At my age, I don't  see myself ever playing a singles game of pickleball again—and I know for sure I would get quickly sent back to the bench after an endless barrage of passing shots if I did. Eleven-Zero-Done. But mixed or gender doubles is a different story. After numerous classes and skills clinics with my club’s resident retired pro, Suzee Anderson, I learned over the years that I can—even with my disability... for the most part... on a good day... and with adequate sleep behind me—cover my side of the court as I attempt to partner with whomever I’m playing.
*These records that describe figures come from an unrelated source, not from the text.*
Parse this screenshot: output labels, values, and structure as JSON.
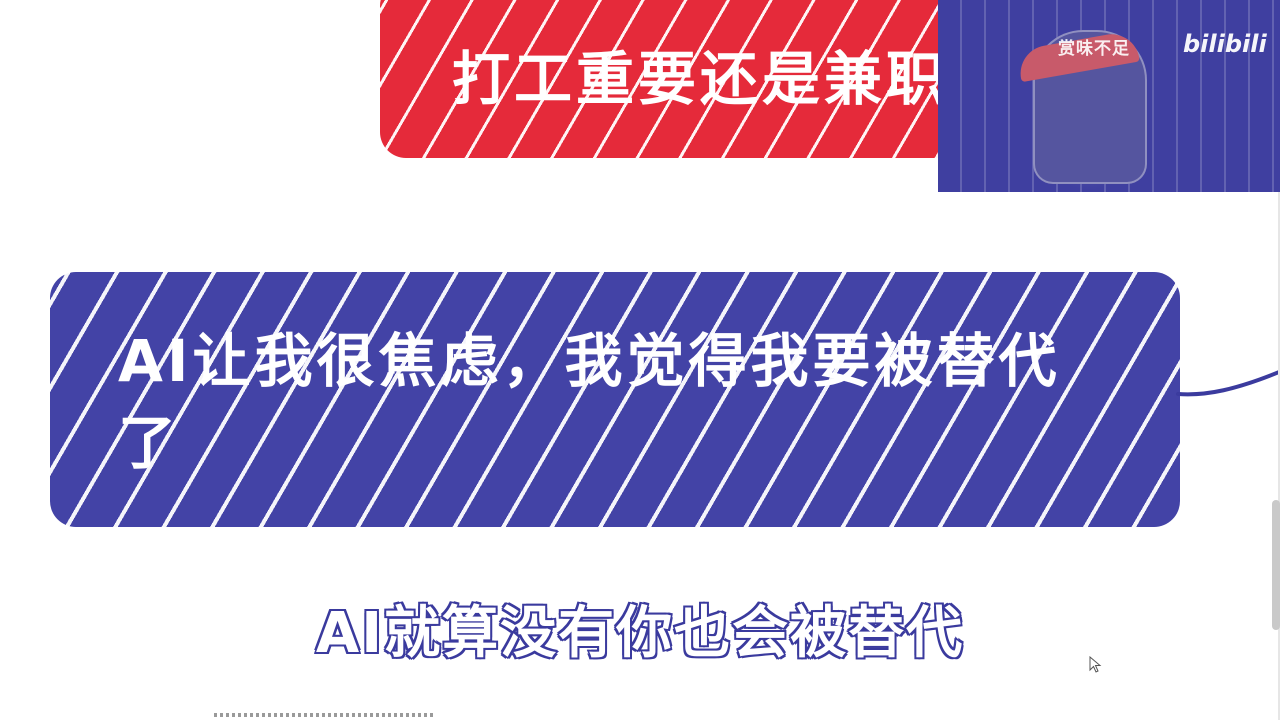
{
  "top_card": {
    "text": "打工重要还是兼职",
    "color": "#e52a3a"
  },
  "main_card": {
    "text": "AI让我很焦虑，我觉得我要被替代了",
    "color": "#4343a6"
  },
  "webcam": {
    "watermark": "赏味不足",
    "brand": "bilibili"
  },
  "subtitle": {
    "text": "AI就算没有你也会被替代"
  },
  "icons": {
    "cursor": "mouse-pointer-icon",
    "logo": "bilibili-logo"
  }
}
We hear the word 'partner' in many contexts: business, trade, dance, sports, and of course, my favorite: relationships. The dictionary defines 'Partner' as “either of a pair of people engaged together in the same activity.” Seems pretty straightforward, right? Two people playing pickleball together as a team. But in this sense, we’re using the word 'Partner' as a noun, simply identifying two individuals. What if instead we played pickleball using partner as a verb? It sounds somewhat nuanced, but I think it makes a big difference.

I play a lot of recreational pickleball—several days a week, in fact. I live in Utah, one of the earliest hotbeds of our sport that has produced several top pros currently playing in the Pro Tours. Add to that the burgeoning interest of high school and college players (there are two major universities within a five-mile radius of my home) and you’ll find paddle racks overflowing at every public court—and even now at my indoor club. As such, I watch a lot of rec pickleball games while waiting for my turn.

Something I notice with the majority of rec games I watch is a team’s inability to play two-gether. There are two people playing of course, but it’s like they’re playing their own individual games in a silo. I’m not referring to skill level here—I see same-level players doing this all the time. Each one is hitting their own shots, keeping the ball in play, simply trying to extend the rally as long as possible. It reminds me of something my coach taught me during my first lesson years ago when referring to shot selection: “Just stay in the point.”

It took me a few years to realize that I was doing the same thing in my own game. I was trying my best to stay in the point and just keep the ball in play—no matter what. Then, I was reminded of a principle I learned in my relationship training called "Standing for Three."

My relationship coach mentor taught me years ago the concept of “standing for three.” It’s the idea that in a secure romantic partnership, there are three entities to consider when navigating decisions: YOU, ME, and WE. Meaning, I stand for MY success, YOUR success, AND the success of the relationship. This practice has brought so much clarity and connection to my own relationships, and I believe it can do the same on the pickleball courts.

Ask yourself: Am I just hitting the shots I like—or I think are best? Am I simply trying to draw attention and applause of onlookers? Or am I considering how the shot I'm about to make is going to impact my doubles partner?

What will happen if I speed up the ball at this moment? What if I erne when it’s clearly defensible? What if I make a wide cross-court dink, setting up an easy ATP for our opponents? What if I drive the ball at the player who is already stationed at the net with their paddle in ready position? What if my partner gets pulled off the court and I find myself having to cover their vacancy—does it make sense to hit a quick flick over the net, or does it make more sense to buy time for my partner’s return with a resetting arched middle dink?

Every once in a while, we hear our partner tell us:  “nice setup,” as if it’s some random and elusive holy-grail-type moment. But what if those setups became the norm and not the exception?

It's a lot to consider—especially in the heat of the moment—but, if you ask me, this is THE skill that is the benchmark of high-level play. And, it may just define your standard when it comes to who you play with going forward.

So, before you declare your next “0-0-2”, see what happens when you go into the game thinking “How can I set my partner up for success?”

Daniel Singer
Daniel Singer is a senior designer at Pickleball Central and a certified relationship coach. He is an avid pickleball player and plays with a rare disease called Charcot-Marie-Tooth. He resides in Orem, Utah.